Favicons
History & evolution
Favicons were born in 1999 with Internet Explorer 5, which introduced support for 16×16-pixel ICO files associated with bookmarks. Initially a Microsoft proprietary feature, the W3C soon standardised the <link rel="icon"> tag and other browsers adopted the format.
With the rise of mobile devices and high-density screens, requirements grew: Apple introduced the Apple Touch Icon (2007) for iOS, Android required 192×192 px icons, and desktop browsers requested 32×32 and 48×48 px versions.
In 2015, the manifest.json format standardised icon management for Progressive Web Apps (PWA). Today a modern favicon is a set of icons in multiple sizes and formats, from 16×16 px for browser tabs to 512×512 px for PWAs.
Best practices
Implementing favicons correctly requires attention to current standards and platform-specific requirements:
Generate multiple sizes. Prepare at least: 16×16 and 32×32 px for desktop browsers, 180×180 px for Apple Touch Icon, 192×192 and 512×512 px for Android and PWA.
Design for small sizes. At 16×16 px fine details disappear. Keep it simple: use clear iconic shapes, contrasting colours and avoid small text.
Implement HTML tags correctly. Place favicon.ico at the domain root and declare other versions with <link> tags in the <head>.
Version your files when updating. Browsers cache favicons aggressively. Add a version parameter (e.g. favicon.ico?v=2) to force a reload on design changes.
Use cases
Favicons play an immediate practical role in multi-tab management. When users have dozens of tabs open, they recognise each service visually by its icon. Productivity apps like Gmail, Notion or Figma invest in their favicon design because their users constantly switch between many open tabs.
In professional development environments, it is common to use distinct favicons per environment (production, staging, local), often with slightly different colours or icons, to prevent costly mistakes.

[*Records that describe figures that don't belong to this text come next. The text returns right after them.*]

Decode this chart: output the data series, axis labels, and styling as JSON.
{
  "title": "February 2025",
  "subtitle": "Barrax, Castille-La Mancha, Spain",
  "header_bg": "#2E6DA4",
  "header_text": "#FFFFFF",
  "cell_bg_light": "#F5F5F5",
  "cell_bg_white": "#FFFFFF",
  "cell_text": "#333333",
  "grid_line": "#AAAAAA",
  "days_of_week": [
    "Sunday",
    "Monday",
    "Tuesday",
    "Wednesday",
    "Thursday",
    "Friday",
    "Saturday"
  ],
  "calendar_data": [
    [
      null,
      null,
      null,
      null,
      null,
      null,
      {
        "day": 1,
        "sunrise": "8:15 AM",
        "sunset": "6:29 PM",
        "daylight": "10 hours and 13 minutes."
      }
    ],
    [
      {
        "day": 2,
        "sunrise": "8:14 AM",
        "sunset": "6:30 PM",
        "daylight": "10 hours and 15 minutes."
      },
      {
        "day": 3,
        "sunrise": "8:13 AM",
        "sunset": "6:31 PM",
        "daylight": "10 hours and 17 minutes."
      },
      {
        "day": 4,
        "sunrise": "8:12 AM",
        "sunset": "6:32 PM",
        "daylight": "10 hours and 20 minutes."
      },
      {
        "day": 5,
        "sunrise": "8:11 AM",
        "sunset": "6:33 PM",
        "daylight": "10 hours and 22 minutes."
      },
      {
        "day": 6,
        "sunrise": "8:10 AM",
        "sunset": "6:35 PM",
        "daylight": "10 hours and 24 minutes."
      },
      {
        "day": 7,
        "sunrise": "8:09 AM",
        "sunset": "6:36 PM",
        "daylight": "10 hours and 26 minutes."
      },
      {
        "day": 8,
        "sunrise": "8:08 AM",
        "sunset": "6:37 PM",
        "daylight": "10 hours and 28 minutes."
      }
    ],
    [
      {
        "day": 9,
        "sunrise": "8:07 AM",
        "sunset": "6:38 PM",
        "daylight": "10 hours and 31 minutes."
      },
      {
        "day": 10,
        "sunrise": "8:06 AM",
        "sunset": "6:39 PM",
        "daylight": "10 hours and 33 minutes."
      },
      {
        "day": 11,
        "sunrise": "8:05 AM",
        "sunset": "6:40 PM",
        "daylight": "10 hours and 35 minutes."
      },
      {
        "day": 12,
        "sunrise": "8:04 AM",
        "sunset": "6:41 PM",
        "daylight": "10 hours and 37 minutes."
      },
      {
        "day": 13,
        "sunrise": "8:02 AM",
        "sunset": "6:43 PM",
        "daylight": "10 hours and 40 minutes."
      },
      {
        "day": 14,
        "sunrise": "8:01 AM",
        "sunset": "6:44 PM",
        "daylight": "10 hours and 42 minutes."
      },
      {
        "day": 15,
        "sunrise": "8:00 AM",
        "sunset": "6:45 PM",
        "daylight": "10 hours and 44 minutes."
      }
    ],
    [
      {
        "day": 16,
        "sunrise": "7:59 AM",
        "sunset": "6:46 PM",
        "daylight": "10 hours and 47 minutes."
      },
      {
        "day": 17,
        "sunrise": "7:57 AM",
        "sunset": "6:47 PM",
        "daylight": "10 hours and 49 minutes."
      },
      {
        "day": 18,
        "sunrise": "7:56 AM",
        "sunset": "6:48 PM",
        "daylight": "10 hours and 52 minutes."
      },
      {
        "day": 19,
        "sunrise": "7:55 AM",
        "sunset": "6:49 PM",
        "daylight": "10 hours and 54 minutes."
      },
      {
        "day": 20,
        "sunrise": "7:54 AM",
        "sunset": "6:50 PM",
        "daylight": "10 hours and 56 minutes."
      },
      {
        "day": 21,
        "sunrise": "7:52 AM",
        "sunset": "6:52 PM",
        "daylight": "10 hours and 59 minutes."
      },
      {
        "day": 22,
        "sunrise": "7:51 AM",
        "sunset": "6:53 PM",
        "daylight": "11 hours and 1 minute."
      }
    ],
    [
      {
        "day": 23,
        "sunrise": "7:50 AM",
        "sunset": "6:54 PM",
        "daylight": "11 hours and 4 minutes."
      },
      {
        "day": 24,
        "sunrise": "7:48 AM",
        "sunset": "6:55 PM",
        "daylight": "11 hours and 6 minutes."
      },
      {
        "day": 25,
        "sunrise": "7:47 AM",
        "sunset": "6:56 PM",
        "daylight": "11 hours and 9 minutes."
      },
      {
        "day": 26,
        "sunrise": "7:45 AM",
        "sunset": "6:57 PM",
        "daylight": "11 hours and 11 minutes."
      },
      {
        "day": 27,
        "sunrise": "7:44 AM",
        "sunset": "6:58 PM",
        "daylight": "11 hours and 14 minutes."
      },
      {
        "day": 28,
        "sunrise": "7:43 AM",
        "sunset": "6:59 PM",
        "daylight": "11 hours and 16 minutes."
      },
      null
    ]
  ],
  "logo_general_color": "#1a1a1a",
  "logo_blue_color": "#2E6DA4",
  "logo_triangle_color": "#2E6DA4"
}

For e-commerce sites and institutional portals, a favicon consistent with corporate visual identity reinforces visitor trust.
Curiosities
- The first documented favicon was the MSN 5-point star in 1999, when Internet Explorer 5 introduced support for icons in bookmarks.
- Twitter dynamically changes its favicon to show the number of pending notifications, a technique popularised in the early 2010s.
- The ICO format can contain multiple resolutions in a single file. Most tools automatically generate 16, 32 and 48-pixel variants within a single favicon.ico.
- SVG favicons, which scale perfectly at any resolution, have been supported by modern browsers since 2020 and can adapt to the OS dark mode preference.